The Rise of HDTV
Your technogeek is state of the art when it comes to his 24-inch iMac and his imminent fiberoptic broadband connection. But alas, he is way behind the curve when it comes to topics such as LCD and plasma TVs and the arrival of HDTV.
So what’s a computer columnist do when he doesn’t know much about a topic. He steals. Thank you David Pogue. Your recent e-mail newsletter on this topic was just what I needed. Hope you don’t mind. And by the end of this column, hopefully I’ll know more than I do here at the beginning.
For one thing, we all gotta pay attention to this because starting next year if you have one of those dinosaur sets like I do with a picture tube and only analog capability, you will no longer be able to receive over-the-air broadcast signals. The guys in Washington have mandated that all broadcasts be digital beginning February 17, 2009.
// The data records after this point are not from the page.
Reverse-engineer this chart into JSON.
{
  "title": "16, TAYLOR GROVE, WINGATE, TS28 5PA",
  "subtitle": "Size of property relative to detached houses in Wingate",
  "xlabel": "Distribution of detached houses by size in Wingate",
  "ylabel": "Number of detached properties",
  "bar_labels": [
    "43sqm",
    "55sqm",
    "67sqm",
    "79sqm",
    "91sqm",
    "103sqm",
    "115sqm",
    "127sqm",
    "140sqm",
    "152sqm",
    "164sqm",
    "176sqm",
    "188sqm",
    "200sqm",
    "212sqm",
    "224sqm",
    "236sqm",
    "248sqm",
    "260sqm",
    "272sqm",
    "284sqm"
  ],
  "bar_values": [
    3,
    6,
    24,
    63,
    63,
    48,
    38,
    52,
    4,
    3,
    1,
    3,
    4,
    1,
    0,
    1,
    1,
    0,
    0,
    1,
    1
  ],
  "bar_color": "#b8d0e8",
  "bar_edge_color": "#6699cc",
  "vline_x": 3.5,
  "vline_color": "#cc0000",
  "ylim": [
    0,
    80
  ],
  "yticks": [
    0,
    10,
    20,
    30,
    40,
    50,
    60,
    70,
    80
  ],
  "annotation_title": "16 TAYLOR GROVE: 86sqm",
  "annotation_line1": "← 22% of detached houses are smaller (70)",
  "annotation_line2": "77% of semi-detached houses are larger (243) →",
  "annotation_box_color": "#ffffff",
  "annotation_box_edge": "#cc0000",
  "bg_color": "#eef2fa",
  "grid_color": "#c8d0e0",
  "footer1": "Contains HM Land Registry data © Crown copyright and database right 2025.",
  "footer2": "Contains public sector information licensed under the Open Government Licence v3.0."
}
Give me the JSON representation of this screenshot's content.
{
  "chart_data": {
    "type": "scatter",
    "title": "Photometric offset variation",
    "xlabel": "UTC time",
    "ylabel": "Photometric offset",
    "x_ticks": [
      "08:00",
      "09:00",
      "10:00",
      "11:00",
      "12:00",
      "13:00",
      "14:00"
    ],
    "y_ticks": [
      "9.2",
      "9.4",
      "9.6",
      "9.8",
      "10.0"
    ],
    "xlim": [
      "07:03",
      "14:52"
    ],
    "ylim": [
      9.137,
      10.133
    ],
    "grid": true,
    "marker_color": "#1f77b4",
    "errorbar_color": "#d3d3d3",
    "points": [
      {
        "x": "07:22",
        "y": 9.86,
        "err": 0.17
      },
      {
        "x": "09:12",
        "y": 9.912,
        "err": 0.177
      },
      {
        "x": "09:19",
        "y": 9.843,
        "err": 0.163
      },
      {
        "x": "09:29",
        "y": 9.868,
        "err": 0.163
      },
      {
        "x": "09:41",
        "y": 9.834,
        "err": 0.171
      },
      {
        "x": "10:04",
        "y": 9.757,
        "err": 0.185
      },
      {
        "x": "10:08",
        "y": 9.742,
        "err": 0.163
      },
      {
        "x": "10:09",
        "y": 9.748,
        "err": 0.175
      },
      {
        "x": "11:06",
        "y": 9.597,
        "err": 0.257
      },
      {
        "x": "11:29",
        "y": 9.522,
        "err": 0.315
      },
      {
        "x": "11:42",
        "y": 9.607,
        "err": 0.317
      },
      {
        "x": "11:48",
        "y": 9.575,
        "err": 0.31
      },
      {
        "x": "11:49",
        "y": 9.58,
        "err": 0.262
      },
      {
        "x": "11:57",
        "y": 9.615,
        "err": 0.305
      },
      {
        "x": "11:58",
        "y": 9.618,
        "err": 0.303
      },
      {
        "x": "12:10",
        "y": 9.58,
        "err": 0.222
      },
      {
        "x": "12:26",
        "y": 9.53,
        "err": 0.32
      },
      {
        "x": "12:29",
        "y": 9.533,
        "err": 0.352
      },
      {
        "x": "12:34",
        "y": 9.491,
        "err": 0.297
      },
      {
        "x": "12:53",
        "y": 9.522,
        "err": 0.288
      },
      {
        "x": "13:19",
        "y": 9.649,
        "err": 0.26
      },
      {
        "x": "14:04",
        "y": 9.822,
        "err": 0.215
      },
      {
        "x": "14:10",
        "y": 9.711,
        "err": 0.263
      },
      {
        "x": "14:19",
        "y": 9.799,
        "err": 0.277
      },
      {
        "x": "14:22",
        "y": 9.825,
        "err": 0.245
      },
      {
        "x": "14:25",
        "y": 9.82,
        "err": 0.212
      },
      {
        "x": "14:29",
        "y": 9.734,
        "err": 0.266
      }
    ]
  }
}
This is because the current analog signal being broadcast takes a huge portion of the radio frequency spectrum. All the mobile carriers and others in need of wireless spectrum have been lusting after that. (More about this next month.) So the government decreed that all broadcasts will be digital because digital signals take up only a fraction the spectrum compared to analog.
To make this transition easier, the government is giving everyone a $40 coupon to buy a converter. You can learn more and get your coupon at www.dtv2009.gov.
But most people are buying new TVs anyway — LCD and plasma TVs and rear-projection sets. The cost has dropped dramatically, and everyone wants high definition, or HD.
You know what HD looks like, because you’ve seen it in WalMart or Best Buy. It’s spectacular. According to Pogue, though, half the people who buy an HDTV set end up using it to only watch SDTV (standard-definition TV) — and about 25% don’t even realize it. What’s more, SDTV typically looks worse on HDTV than on your old TV with a picture tube. The stores report that a lot of customers get angry when their new TV looks terrible at home compared to how it looked in the store.
So where can you get an HD signal? Most major network affiliates are now broadcasting in HD. And most new TVs now have an HD tuner built in. But if you rely on an antenna or a cable box, you’ll need to replace it with a digital one. Most cable and satellite companies now offer a selection of HD channels along with regular SDTV offerings.
Another option is optical disk. Up until mid-February, there were two competing formats — Blu-ray Disc and HD DVD — that let you watch movies on your HDTV. But then Wal-Mart announced they would only sell Blu-ray, and then Toshiba announced that it was discontinuing manufacture of HD DVD. Currently there are only a few hundred movies available in each format. And of course you’ll need to buy a player.
So if you don’t already have HDTV, you’ll probably be getting one — and you’ll face some difficult choices.
First off, is: LCD or Plasma or rear projection? Pogue says both LCD and plasma offer an amazing picture. And problems such as “burn-in” for plasma and limited viewing angle for LCD aren’t much of a factor any more. He says LCD sets are brighter. As a rough guideline plasma has a truer color and is better in darker rooms, and LCD has more vivid color and is better in brighter rooms. LCD costs more.
Second: do you go for 720p or 1080 p (a measure of resolution)? Pogue says it’s mostly moot, because the only current way to get a 1080p signal is to buy a Blu Ray or HD DVD player. He also says for the most part there’s no difference between the two — with the exception if you’re sitting closer than 10 feet to your TV and it’s bigger than 55 inches. In which situation you might see some pixel structure on a 720p TV. Of course, the 1080p is much more expensive.
Rear projection TVs getting better, but still has a limited viewing angle. They do offer the biggest size at the best price.
So that’s as much as I know. I definitely see one of these sets in my future — probably when I get my fiberoptic connection, which will be my single source for Internet, telephone, and TV. And man, I’ll be state of the art all the way, then.